Mr Metcalfe said the discovery of the opera was preceded by a little detective work by members of the company after artistic director Christina Dunwoodie first found songs from the opera, which has not been performed since 1838.

Eventually the full score was tracked down to the Royal Opera House in London and a concert performance was made possible.

Federico Ricci (1809-1877) was commissioned to write the opera by the Teatro Grande in Trieste for a production during its Carnival season of 1838.

It is based loosely on Scott’s novel The Heart of Midlothian, but the librettist, Gaetano Rossi, also drew heavily from a French text, La Prison d’Edimbourg, which had been set to music by Michele Carafa and performed at the Paris Opera-Comique in 1833.
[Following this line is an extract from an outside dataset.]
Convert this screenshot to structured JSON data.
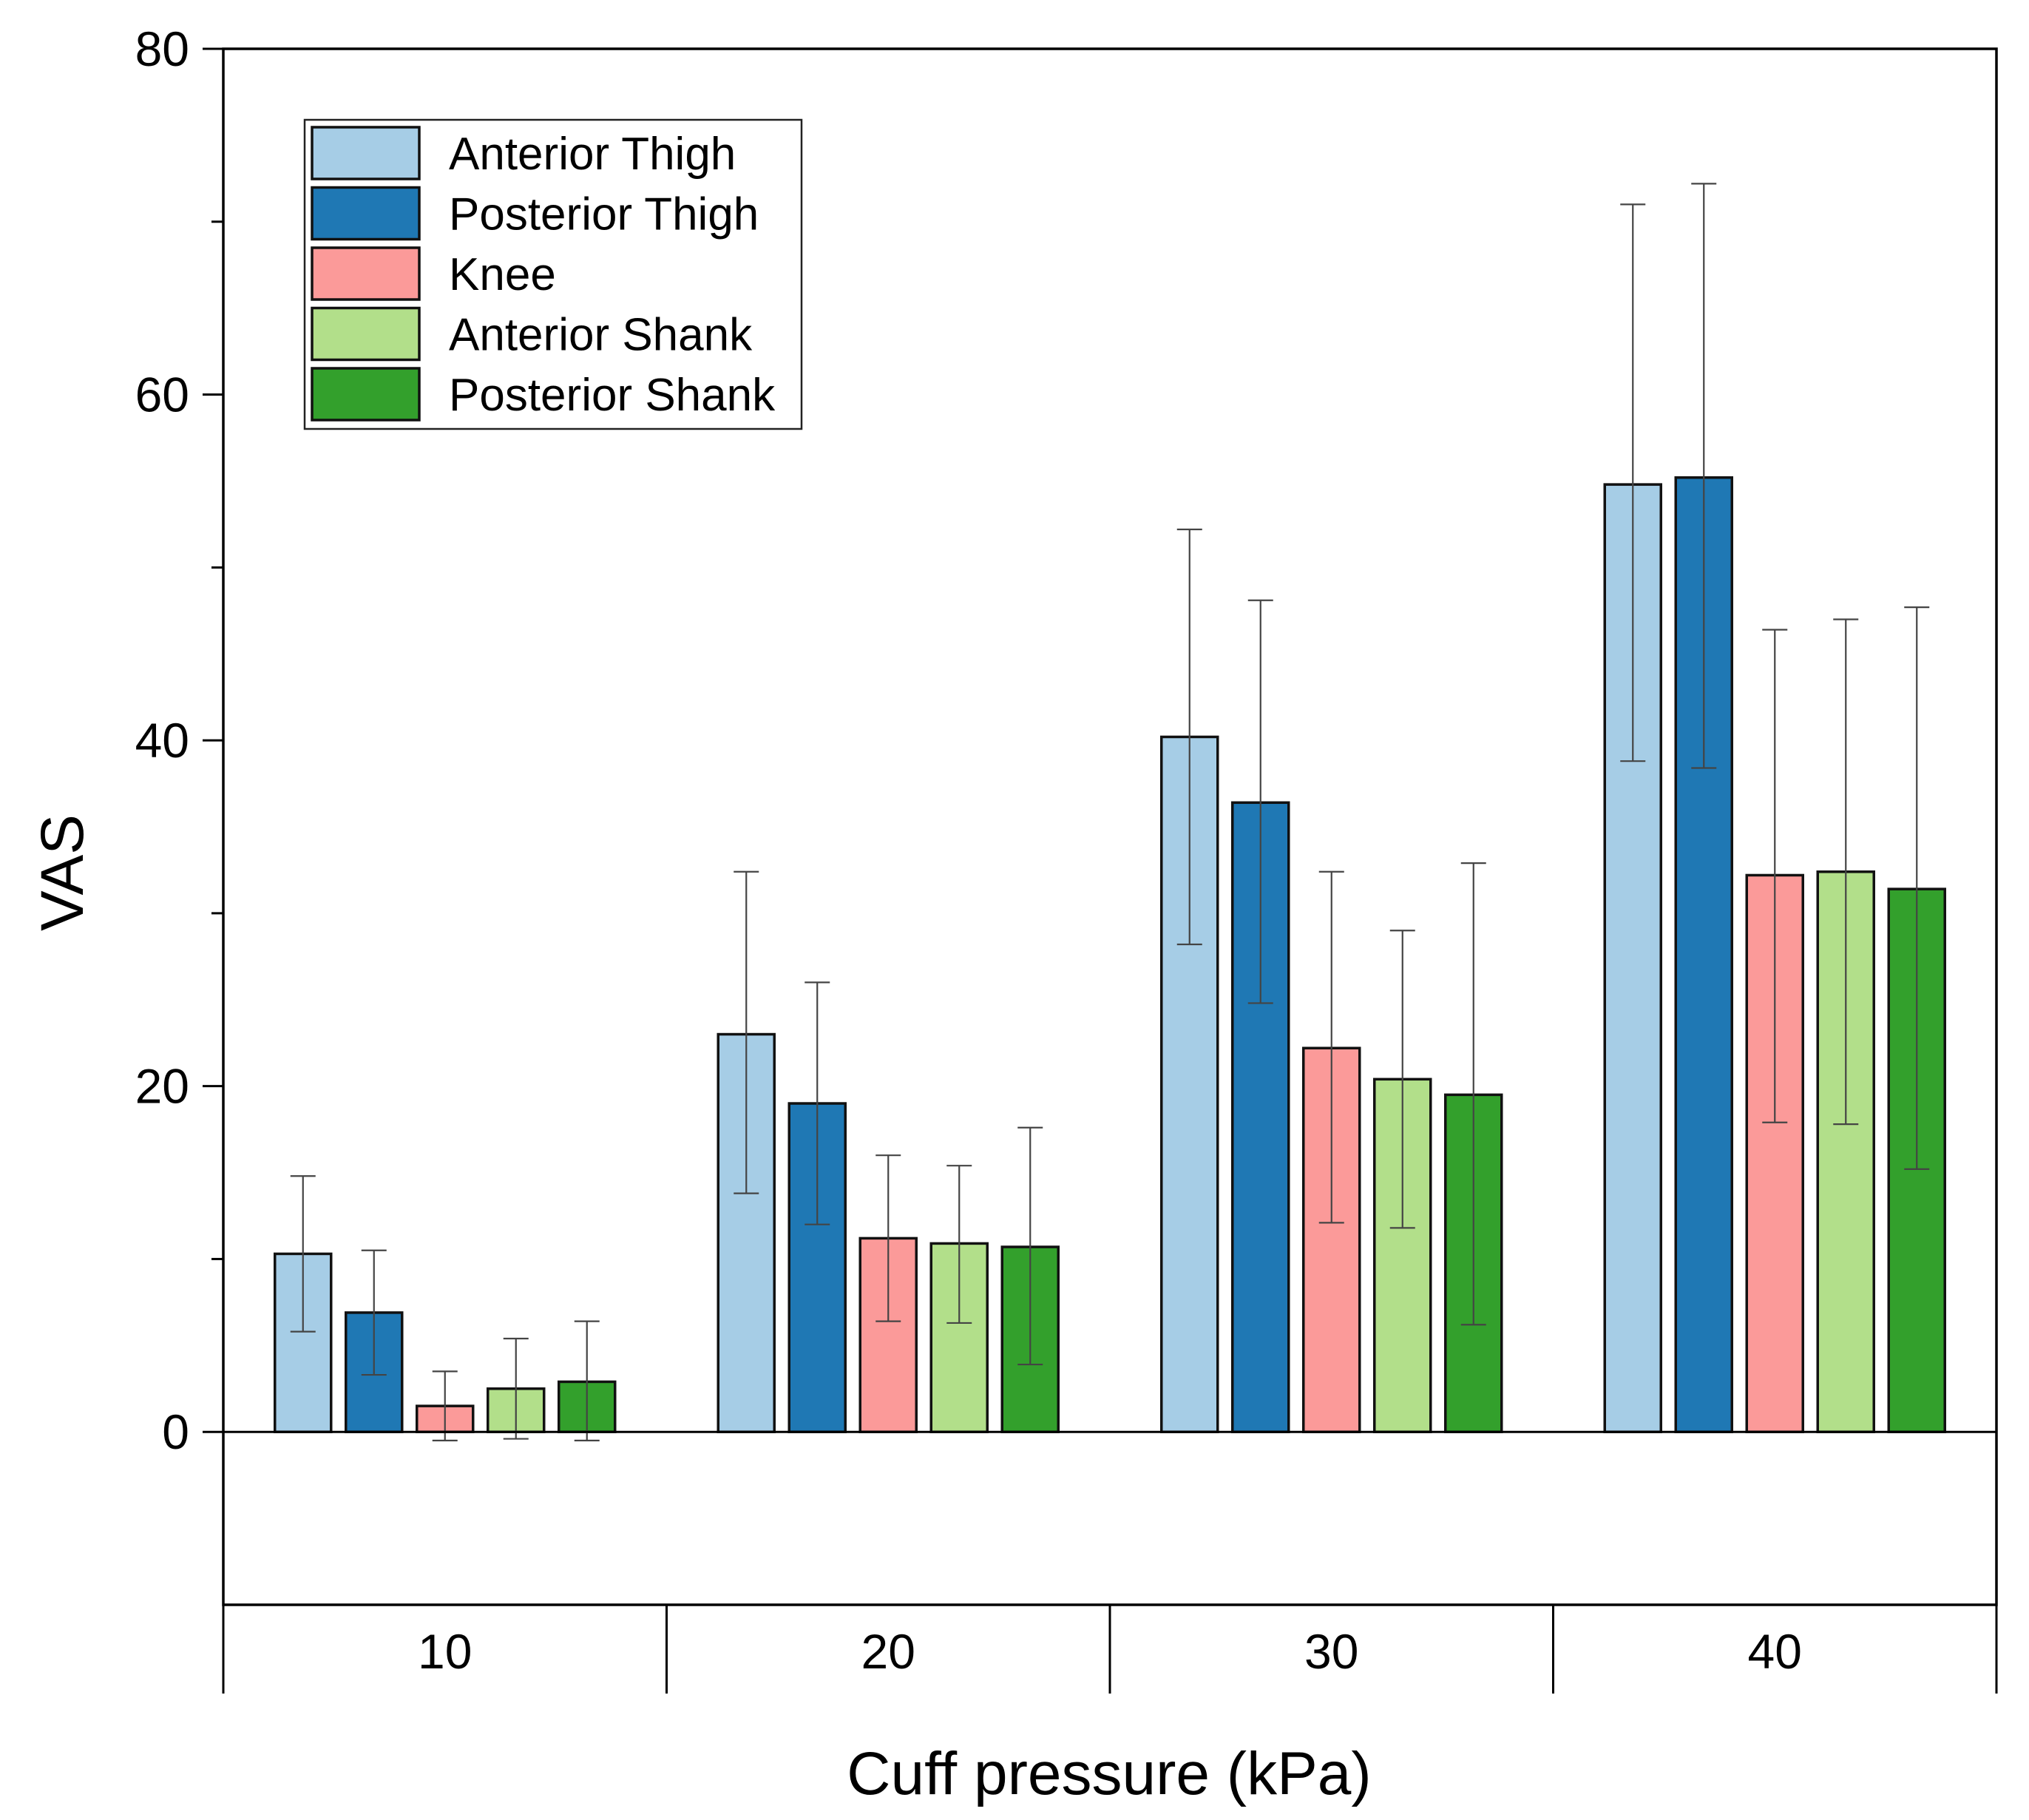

Instantly hailed as a success, between 1838 and 1865 La Prigione was produced in more than 100 opera houses including Vienna, Copenhagen, Barcelona, Madrid, Montevideo, Buenos Aires and Santiago.

As well as there being no evidence the opera has been performed in the UK, there is no evidence of any performance since one in Genoa, Italy, in 1865.

Mr Metcalfe added: “This has been an exciting project for EGO to work on, driving us forward into rather uncharted territory during a period when the national economic climate makes fully-staged performances increasingly out-of-reach for companies such as ours.

“My particular thanks go to Christina Dunwoodie for her initial research into La Prigione and for her unflagging enthusiasm in guiding the project.”

Edinburgh Grand Opera was founded in 1956 and is the only pro-am opera company performing Grand Opera in Scotland.

The company is run by its members, who raise funds to stage their performances when not at their day jobs, which include everything from doctors and lawyers to students and senior citizens.